Over the years, numerous gun channels on YouTube have mentioned their troubles with the internet streaming service. This has been an ongoing problem with YouTube, with numerous reports existing of channels having videos demonetized for ridiculous reasons. By ridiculous, I mean videos and channels supposedly violating the terms of service, but that don’t actually violate the terms of service.
Now, YouTube has a policy where all firearms related content is restricted and demonetized from the start, and can only be approved after a set of human eyeballs at YouTube approves it.
Well, as The Truth About Guns reports, maybe not all firearms related content.
As we reported, YouTube has instituted a new policy for firearms-related content. ALL gun videos are automatically restricted — and thus demonetized and delisted by their search engine– until a YouTube censor views and approves them (a process that can take up to seven days). Well, not all firearms-related content . . .
The NRA’s [ad-free] videos are not restricted (i.e. they’re not removed from view or search when a user switches to restricted mode). This may have to do with the fact that the NRA spends tens of thousands of dollars advertising on YouTube. Or YouTube owner Google’s reluctance to tangle with the 5 million-strong gun rights group.
Also excluded from the automatic firearms-related content delisting process: [ad-free] videos by The Brady Campaign to Prevent Gun Violence, Everytown for Gun Safety and [their subsidiary] Moms Demand Action for Gun Sense in America.
In other words, entities that hold similar political positions to YouTube’s parent company, Google, get a pass. Funny how that shakes out, isn’t it?
Videos that are listed as “restricted” can’t be seen when restricted mode is turned on.
However, one side of the debate seems to have fewer problems with videos being restricted. Somehow, that just doesn’t seem right, now does it?
Unfortunately, YouTube is kind of the 800 lbs. gorilla when it comes to online video. Yes, you can put videos on Facebook, or Vimeo, but YouTube is the second largest search engine in the world, right behind Google. That means it’s still where people go to find information in a video form.
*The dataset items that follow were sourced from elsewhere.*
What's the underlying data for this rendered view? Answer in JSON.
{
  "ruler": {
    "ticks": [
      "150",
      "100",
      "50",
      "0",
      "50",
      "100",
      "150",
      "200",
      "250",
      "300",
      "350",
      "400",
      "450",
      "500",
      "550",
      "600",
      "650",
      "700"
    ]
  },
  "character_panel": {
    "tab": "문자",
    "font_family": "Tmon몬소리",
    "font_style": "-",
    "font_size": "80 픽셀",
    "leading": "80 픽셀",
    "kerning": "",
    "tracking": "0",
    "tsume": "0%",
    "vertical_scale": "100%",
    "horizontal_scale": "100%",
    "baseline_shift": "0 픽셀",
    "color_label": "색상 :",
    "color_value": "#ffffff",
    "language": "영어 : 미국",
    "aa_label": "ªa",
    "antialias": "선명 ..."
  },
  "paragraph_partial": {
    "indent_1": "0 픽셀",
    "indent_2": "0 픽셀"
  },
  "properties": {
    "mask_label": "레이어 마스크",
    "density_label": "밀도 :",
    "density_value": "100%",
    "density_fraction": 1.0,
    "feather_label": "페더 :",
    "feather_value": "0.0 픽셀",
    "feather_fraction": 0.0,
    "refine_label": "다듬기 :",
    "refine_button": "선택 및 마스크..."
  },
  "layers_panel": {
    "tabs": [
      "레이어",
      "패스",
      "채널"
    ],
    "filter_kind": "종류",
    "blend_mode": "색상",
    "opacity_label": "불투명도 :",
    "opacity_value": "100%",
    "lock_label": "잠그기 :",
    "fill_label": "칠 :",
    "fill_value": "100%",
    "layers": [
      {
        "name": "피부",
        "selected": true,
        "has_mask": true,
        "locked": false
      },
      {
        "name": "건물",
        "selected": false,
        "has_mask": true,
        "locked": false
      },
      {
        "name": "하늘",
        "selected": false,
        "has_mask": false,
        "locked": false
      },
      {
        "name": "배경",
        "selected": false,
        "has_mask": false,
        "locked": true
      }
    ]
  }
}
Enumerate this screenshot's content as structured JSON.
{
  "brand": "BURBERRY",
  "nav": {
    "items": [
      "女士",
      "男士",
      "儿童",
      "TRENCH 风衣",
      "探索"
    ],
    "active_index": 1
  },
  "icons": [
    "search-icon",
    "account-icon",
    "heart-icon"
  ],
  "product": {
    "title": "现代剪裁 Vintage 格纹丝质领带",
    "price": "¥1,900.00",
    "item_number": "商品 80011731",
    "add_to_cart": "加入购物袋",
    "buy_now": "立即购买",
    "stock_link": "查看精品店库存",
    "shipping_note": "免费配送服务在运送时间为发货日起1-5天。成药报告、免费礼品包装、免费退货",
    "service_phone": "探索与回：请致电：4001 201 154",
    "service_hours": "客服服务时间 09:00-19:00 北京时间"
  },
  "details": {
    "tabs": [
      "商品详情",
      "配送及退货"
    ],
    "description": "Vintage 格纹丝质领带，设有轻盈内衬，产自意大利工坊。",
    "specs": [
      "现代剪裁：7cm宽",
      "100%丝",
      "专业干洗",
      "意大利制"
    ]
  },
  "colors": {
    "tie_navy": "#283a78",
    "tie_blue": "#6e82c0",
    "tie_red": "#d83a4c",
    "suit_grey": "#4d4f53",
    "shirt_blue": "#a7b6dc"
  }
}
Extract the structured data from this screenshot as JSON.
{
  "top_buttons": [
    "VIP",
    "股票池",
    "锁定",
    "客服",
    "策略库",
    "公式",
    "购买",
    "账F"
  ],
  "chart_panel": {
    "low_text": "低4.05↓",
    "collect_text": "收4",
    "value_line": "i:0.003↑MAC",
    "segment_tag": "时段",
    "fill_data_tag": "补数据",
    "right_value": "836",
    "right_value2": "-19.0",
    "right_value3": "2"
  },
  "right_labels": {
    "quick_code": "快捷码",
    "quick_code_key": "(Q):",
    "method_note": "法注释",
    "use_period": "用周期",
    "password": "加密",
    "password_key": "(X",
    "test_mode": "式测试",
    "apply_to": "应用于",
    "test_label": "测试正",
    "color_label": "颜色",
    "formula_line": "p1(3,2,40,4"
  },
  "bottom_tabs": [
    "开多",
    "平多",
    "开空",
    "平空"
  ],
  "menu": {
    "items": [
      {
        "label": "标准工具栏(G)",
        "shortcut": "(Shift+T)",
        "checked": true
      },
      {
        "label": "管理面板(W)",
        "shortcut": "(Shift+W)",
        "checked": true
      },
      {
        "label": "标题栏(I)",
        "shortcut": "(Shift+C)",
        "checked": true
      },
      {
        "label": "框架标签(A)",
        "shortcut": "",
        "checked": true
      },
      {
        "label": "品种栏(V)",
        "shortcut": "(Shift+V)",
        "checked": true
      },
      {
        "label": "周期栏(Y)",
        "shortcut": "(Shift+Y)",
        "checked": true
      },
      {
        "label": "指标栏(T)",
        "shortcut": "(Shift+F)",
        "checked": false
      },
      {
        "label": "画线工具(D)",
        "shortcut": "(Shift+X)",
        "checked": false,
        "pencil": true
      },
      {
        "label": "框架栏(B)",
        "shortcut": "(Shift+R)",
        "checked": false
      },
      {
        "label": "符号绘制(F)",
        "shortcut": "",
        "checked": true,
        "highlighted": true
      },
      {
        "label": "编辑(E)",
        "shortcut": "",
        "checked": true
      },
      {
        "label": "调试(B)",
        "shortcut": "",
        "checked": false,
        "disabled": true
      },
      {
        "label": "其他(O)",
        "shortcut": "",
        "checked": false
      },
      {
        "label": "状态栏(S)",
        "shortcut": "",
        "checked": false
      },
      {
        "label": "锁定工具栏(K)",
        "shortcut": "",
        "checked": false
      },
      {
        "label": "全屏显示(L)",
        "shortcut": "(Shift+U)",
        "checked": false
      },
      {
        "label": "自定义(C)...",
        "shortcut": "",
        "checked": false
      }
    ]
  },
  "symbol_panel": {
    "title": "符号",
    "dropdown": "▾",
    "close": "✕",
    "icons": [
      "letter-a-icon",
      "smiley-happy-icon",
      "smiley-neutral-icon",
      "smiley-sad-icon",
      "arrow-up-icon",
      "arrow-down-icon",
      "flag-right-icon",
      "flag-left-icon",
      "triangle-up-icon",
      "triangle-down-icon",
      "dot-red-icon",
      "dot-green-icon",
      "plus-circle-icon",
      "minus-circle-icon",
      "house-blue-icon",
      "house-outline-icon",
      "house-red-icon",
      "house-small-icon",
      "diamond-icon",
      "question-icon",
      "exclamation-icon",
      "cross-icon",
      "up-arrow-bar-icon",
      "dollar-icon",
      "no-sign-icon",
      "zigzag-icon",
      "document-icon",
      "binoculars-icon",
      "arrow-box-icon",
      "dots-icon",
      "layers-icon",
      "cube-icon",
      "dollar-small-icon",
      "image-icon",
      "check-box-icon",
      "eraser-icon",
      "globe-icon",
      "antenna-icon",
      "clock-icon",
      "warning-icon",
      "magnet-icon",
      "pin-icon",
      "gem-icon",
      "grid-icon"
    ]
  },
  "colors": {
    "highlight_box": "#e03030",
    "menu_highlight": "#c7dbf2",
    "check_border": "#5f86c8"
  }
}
Many people derive income from their YouTube channels, and YouTube’s policy—to say nothing of its uneven application of it—appears to be set up so as to hurt those channels, particularly within the first week a video is up…
…which just happen to be the time period when most people are going to watch.
“But aren’t they hurting themselves by doing that?” some might ask, and it may sound like a fair point. However, a quick look at YouTube’s statistics show that the harm they’re inflicting upon themselves is pretty minimal.
It’s the channels in question that are truly being hurt. It ain’t easy talking about guns regularly. It takes a lot of time and effort. That means people who do it probably rely on channel income in order to keep things rolling. Without that, it’s hard to keep pushing.
That just might be the point, though.